Wanita itu tersentak kaget mendengar suara Antony. Dia berkelebat melihat sosok tinggi nan gagah itu di depannya.
"Kau sudah datang rupanya." Redita segera bangkit dari duduknya memandang Antony yang sudah berpakaian tuksedo hitam sangat tampan.
Antony menelan ludah melihat penampilan Redita yang sangat cantik sekaligus seksi di matanya. Napasnya sedikit tertahan walau hanya beberapa detik. Dia menaruh lengannya di pinggang, Redita tanpa ragu menautkan lengannya di sana.
Beberapa lama kemudian, mereka sudah berada di dalam mobil. Sepanjang jalan Redita hanya diam tidak menoleh dan tidak mengajak Antony berbicara sama sekali. Merasakan suasana aneh seperti itu membuat Antony tidak nyaman. Antony pun memulai percakapannya.
"Mengenai kejadian tadi siang di restoran, saya harap Nona melupakannya," kata Antony membuka pembicaraan.
"Apa dia wanita yang mencampakkanmu?" tanya Redita tiba-tiba. Pandangan wanita itu masih menatap lurus ke depan.
Mata Antony sontak membulat terkejut. Tidak menyangka kalau Redita mengetahui tentang hubungannya dan Rachel yang telah kandas.
"Ba-bagaimana No-nona tahu?" tanyanya terbata.
"Ya, Martin yang memberitahuku. Aku juga melihat masih ada rasa cinta di antara kalian saat kalian berciuman." Redita tiba-tiba menghela napas panjang.
"Huh! Apa itu hal penting lagi sekarang?
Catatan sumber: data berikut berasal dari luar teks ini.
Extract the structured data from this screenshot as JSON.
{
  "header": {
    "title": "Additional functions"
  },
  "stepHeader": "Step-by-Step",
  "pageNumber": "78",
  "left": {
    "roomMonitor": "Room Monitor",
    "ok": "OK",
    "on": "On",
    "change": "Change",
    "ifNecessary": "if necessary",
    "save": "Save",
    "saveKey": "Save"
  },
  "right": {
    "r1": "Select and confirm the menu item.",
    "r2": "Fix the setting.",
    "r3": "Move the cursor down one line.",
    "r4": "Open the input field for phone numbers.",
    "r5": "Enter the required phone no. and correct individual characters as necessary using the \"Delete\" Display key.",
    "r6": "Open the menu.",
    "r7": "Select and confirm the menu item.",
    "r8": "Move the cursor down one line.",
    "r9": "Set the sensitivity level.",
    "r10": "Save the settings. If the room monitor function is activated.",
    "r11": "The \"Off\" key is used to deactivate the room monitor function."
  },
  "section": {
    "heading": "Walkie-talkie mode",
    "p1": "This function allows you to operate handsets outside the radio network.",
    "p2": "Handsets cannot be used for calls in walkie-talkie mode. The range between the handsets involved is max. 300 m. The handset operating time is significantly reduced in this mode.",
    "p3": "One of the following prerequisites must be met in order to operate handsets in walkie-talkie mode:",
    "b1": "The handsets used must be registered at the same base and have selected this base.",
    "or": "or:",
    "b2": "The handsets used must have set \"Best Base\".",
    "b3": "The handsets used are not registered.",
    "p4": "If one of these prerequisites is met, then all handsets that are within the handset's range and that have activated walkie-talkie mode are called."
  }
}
Dia sudah memiki suami." Tiba-tiba saja Antony menyampaikan keluh kesahnya.
"Jadi dia sudah menikah?" Redita sontak menoleh menatap garis rahang wajah Antony dari samping.
"Sayangnya iya."
"Maaf," ucap Redita menyesal telah menanyakan tentang wanita itu.
"Tidak ada yang harus dimaafkan," sahut Antony disertai anggukan pelan.
Setelah pembicaraan itu, Redita terdiam tidak banyak berkata-kata. Antony menekan pedal gasnya lebih dalam melaju cepat ke arah Van Houten street, alamat pesta itu dilaksanakan.
Sekitar lima belas menit kemudian, akhirnya mobil sedan Merlin masuk ke dalam pelataran parkir mansion Nancy Steffyana. Antony dan Redita turun dari mobil. Dari jauh, terlihat Silvia berjalan dengan heels biru, dan gaun berwarna senada menghampiri mereka.
"Redita!" Silvia menyunggingkan senyuman manis seraya merentangkan tangan, segera memeluk sahabatnya yang sudah lama tidak bertemu.
"Silvia!" Redita membalas pelukan itu. Sebuah pelukan hangat yang ia rindukan.
"Aku merindukanmu, Dit," ucap Silvia. Air matanya tiba-tiba jatuh tak terbendung.
"Hei, hei, percayalah aku juga merasakan hal yang sama. Hanya saja, aku takut mengalami penolakan jika menghubungimu. Aku tahu kalau kau tidak suka diganggu jika perasaanmu sedang tidak enak," sahut Redita dan langsung dibalas anggukan Silvia.
Silvia melonggarkan pelukannya. Mengerlingkan mata ke arah Antony. Dia melengkungkan bibirnya tersenyum lebar memandang mantan bodyguard Redita itu.
"Astaga, Antony! Sudah lama aku tidak melihatmu dan kau malah terlihat tambah tampan," pekiknya. Silvia sontak memeluk tubuh Antony yang hanya bisa menyunggingkan segaris senyuman tipis, tidak bisa menolak.